Here are the relevant existing APIs that shipped in 3.0 (for reference):
C# public readonly bool TryPeek(out T value) { throw null; } public bool TryRead(out T value) { throw null; } public bool TryReadTo(out System.Buffers.ReadOnlySequence<T> sequence, System.ReadOnlySpan<T> delimiter, bool advancePastDelimiter = true) { throw null; } public bool TryReadTo(out System.Buffers.ReadOnlySequence<T> sequence, T delimiter, bool advancePastDelimiter = true) { throw null; } public bool TryReadTo(out System.Buffers.ReadOnlySequence<T> sequence, T delimiter, T delimiterEscape, bool advancePastDelimiter = true) { throw null; } public bool TryReadTo(out System.ReadOnlySpan<T> span, T delimiter, bool advancePastDelimiter = true) { throw null; } public bool TryReadTo(out System.ReadOnlySpan<T> span, T delimiter, T delimiterEscape, bool advancePastDelimiter = true) { throw null; } public bool TryReadToAny(out System.Buffers.ReadOnlySequence<T> sequence, System.ReadOnlySpan<T> delimiters, bool advancePastDelimiter = true) { throw null; } public bool TryReadToAny(out System.ReadOnlySpan<T> span, System.ReadOnlySpan<T> delimiters, bool advancePastDelimiter = true) { throw null; }

ahsonkhan on 13 Nov 2019

👍1

out values always go after all non-out values (except defaulted parameters)

bartonjs on 13 Nov 2019

👍1

out values always go after all non-out values (except defaulted parameters)

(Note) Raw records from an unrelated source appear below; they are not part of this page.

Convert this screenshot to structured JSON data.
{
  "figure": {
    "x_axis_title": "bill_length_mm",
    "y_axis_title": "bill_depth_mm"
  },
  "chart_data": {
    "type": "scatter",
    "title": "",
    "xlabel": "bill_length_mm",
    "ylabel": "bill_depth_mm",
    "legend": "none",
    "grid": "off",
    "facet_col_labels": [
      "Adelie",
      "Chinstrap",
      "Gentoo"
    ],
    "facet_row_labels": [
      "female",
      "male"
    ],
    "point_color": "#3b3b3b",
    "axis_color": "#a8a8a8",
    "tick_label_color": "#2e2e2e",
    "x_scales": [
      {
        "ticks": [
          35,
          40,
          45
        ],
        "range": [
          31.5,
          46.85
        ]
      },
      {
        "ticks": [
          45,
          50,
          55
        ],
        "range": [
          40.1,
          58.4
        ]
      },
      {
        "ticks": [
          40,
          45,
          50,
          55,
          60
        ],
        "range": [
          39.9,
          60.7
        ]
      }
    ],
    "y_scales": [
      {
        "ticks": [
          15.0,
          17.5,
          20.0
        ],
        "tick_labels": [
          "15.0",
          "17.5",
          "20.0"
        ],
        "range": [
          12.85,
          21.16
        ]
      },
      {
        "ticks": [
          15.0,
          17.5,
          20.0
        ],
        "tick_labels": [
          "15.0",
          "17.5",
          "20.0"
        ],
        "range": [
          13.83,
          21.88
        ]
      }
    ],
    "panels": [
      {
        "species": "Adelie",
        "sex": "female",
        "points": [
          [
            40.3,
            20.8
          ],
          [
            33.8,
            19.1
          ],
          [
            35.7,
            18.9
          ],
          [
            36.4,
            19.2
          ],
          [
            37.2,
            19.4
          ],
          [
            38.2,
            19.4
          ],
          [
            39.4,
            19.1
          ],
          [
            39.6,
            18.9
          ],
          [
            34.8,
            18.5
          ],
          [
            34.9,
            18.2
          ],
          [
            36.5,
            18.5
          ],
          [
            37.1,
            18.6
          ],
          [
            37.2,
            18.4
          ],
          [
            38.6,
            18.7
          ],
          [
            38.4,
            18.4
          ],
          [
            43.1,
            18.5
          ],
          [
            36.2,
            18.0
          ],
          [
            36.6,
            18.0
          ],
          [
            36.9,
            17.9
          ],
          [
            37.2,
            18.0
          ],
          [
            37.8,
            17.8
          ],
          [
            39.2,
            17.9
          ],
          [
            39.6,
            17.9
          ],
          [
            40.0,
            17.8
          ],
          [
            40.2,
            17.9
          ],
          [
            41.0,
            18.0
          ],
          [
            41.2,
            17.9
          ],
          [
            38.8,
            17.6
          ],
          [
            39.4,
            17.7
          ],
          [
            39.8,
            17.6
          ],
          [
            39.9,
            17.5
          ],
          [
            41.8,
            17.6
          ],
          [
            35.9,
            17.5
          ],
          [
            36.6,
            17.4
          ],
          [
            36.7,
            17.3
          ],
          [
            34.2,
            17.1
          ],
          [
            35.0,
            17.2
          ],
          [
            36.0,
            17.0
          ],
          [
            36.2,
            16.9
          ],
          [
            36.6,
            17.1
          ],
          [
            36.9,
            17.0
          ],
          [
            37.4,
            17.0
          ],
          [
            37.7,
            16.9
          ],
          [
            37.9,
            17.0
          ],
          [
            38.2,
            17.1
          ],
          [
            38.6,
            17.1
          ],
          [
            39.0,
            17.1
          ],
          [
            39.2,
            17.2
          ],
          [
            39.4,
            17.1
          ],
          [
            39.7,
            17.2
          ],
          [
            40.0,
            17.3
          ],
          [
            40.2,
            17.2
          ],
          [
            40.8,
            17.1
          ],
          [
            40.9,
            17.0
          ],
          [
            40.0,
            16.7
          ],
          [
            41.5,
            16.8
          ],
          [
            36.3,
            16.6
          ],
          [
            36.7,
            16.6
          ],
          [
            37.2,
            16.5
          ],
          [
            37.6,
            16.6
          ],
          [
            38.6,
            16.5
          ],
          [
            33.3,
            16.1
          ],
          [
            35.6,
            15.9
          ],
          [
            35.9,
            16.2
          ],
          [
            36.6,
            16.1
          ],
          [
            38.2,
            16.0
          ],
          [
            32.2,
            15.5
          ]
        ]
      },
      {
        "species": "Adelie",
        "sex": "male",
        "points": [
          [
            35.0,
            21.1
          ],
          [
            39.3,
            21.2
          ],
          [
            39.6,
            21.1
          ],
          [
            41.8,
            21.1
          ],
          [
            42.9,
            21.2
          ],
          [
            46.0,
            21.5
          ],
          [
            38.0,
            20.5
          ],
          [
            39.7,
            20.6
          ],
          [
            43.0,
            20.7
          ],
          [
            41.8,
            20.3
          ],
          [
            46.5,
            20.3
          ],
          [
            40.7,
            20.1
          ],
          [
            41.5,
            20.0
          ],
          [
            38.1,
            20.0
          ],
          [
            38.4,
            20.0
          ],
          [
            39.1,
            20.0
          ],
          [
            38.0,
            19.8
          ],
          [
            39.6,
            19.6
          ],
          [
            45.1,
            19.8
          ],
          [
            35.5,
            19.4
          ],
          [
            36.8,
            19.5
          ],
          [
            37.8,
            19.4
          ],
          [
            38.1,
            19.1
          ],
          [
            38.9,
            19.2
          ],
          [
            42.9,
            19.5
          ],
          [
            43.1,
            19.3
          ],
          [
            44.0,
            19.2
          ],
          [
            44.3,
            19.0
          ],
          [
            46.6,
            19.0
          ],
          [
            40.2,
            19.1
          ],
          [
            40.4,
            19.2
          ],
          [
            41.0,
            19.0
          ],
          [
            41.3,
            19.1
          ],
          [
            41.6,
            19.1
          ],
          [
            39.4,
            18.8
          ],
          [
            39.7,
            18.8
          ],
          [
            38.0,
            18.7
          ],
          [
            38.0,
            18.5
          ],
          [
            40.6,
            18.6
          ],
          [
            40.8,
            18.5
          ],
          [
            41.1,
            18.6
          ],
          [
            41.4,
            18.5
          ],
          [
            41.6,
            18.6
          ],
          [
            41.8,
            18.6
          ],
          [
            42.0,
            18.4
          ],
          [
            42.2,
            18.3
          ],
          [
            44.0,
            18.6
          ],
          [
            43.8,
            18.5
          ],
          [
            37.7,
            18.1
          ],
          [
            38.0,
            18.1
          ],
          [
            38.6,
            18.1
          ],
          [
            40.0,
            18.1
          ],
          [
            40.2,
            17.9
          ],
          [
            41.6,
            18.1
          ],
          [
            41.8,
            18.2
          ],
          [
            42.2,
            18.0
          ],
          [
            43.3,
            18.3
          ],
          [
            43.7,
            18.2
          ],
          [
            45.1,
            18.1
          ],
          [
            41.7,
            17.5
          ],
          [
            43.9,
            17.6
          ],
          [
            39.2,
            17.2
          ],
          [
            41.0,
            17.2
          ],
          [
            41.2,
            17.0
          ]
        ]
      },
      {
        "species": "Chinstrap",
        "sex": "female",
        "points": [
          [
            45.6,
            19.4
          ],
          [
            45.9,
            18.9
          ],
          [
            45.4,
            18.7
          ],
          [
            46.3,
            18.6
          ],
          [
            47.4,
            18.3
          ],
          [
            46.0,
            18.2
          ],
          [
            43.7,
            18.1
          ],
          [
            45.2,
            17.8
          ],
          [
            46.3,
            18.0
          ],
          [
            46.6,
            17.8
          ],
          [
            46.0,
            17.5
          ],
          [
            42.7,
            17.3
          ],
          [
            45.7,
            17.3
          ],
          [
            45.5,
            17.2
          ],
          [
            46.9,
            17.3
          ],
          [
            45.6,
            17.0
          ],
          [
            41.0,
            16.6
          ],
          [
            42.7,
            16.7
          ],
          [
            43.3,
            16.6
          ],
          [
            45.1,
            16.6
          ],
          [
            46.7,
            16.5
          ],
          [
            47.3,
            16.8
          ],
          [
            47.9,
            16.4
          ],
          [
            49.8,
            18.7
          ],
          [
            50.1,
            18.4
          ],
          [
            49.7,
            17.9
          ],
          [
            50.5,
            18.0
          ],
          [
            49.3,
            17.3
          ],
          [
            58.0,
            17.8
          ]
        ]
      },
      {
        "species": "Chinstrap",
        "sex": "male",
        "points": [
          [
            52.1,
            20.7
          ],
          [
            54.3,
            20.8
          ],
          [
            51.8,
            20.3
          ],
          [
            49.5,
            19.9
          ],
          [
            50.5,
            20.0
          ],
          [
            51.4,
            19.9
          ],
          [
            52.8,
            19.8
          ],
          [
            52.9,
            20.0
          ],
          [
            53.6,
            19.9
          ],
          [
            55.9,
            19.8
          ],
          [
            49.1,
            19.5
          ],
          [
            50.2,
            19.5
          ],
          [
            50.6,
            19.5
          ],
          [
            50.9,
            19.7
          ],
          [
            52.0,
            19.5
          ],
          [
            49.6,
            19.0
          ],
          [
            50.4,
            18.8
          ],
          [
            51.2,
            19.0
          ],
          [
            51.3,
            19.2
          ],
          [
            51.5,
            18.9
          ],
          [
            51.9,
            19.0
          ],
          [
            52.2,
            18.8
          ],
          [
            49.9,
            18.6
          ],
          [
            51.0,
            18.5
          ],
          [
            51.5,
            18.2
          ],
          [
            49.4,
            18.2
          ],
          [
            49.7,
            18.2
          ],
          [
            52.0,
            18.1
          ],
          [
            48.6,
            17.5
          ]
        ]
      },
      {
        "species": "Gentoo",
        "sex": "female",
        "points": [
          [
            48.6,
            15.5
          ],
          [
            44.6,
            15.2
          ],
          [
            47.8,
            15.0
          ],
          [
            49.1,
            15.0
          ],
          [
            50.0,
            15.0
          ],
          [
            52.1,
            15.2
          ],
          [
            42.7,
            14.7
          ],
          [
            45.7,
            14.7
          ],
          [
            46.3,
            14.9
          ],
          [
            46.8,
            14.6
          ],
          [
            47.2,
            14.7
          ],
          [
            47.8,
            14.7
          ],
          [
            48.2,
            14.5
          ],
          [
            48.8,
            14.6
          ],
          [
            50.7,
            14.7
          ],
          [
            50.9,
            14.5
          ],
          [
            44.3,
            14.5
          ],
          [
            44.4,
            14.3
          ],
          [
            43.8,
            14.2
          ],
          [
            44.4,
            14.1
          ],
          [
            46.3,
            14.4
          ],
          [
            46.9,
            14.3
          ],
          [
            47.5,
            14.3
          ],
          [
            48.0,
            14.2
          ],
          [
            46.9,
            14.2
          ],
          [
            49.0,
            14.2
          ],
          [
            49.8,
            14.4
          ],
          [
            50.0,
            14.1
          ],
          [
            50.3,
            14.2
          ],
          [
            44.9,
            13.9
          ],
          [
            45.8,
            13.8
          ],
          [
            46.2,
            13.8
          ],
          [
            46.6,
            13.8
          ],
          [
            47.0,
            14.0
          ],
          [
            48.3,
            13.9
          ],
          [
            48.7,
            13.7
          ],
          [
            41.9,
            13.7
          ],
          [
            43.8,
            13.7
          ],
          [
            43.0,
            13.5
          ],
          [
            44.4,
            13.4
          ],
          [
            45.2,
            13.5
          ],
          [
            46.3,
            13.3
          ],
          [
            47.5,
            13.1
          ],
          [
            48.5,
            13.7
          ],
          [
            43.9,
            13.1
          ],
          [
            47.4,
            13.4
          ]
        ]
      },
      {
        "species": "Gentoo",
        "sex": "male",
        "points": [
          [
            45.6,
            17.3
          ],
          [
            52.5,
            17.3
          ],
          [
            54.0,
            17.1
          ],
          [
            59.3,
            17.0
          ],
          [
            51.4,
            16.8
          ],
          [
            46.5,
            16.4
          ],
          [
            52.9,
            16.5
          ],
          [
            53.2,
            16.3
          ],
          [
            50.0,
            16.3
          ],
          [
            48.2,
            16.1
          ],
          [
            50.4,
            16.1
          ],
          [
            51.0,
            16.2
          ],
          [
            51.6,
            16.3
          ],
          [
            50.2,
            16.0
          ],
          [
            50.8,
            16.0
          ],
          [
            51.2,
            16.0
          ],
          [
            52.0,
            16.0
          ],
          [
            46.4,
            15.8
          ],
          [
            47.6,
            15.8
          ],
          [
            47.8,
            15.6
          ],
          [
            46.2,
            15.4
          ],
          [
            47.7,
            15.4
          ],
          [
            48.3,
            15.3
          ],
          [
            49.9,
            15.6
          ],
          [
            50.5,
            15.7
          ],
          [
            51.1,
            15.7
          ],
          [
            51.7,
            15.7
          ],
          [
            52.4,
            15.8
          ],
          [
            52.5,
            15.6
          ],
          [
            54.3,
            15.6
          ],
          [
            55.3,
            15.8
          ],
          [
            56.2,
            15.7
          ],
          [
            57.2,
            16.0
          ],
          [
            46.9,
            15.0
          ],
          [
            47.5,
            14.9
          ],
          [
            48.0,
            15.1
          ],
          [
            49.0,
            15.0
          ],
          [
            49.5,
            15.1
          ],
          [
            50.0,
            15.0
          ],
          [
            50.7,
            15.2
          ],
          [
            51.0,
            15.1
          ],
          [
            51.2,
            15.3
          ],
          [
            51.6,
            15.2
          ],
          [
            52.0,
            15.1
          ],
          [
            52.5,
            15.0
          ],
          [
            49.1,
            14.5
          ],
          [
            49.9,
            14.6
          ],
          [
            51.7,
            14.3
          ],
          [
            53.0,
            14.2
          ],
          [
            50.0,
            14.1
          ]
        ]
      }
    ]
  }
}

There are some existing SequenceReader APIs that don't follow that though (out parameter is the first one for existing TryReadTo APIs). So, is it better to be consistent within the type here?

ahsonkhan on 13 Nov 2019

@ahsonkhan this meta issue has got approved label but seem that a lot of related issue are ready to review...can you confirm?I'd like to work on some of those but I don't know if make sense.